Convexity

In a convex function, every chord (line segment between two points on the surface) lies above the function and does not intersect it.

A surface is guaranteed to be convex if the Hessian matrix $\mathbf{H}[\varphi ]$ is positive definite (has positive eigenvalues) for all possible parameter values.
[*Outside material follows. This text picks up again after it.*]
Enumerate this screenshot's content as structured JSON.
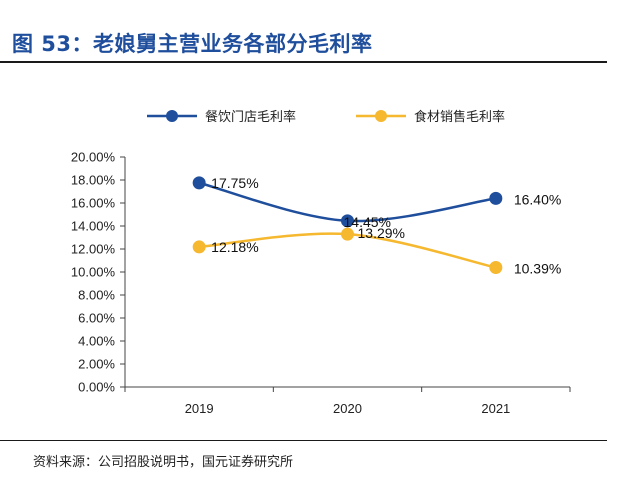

For example, for a linear regression loss surface characterized by $\varphi =[{\varphi }_0,{\varphi }_1]$, we have:

$$\mathbf{H}[\varphi ]=\left[\begin{array}{cc}\frac{{\partial }^{2}L}{\partial {\varphi }_0^2}& \frac{{\partial }^{2}L}{\partial {\varphi }_0\partial {\varphi }_1}\\ \frac{{\partial }^{2}L}{\partial {\varphi }_1\partial {\varphi }_0}& \frac{{\partial }^{2}L}{\partial {\varphi }_1^2}\end{array}\right]$$

(see UDL Chapter 6 Problems).

For any loss function, the eigenvalues of the Hessian matrix at places where the gradient is zero allow us to classify this position as:

• a minimum (the eigenvalues are all positive)
• a maximum (the eigenvalues are all negative)
• (iii) a saddle point (positive eigenvalues are associated with directions in which we are at a minimum and negative ones with directions where we are at a maximum).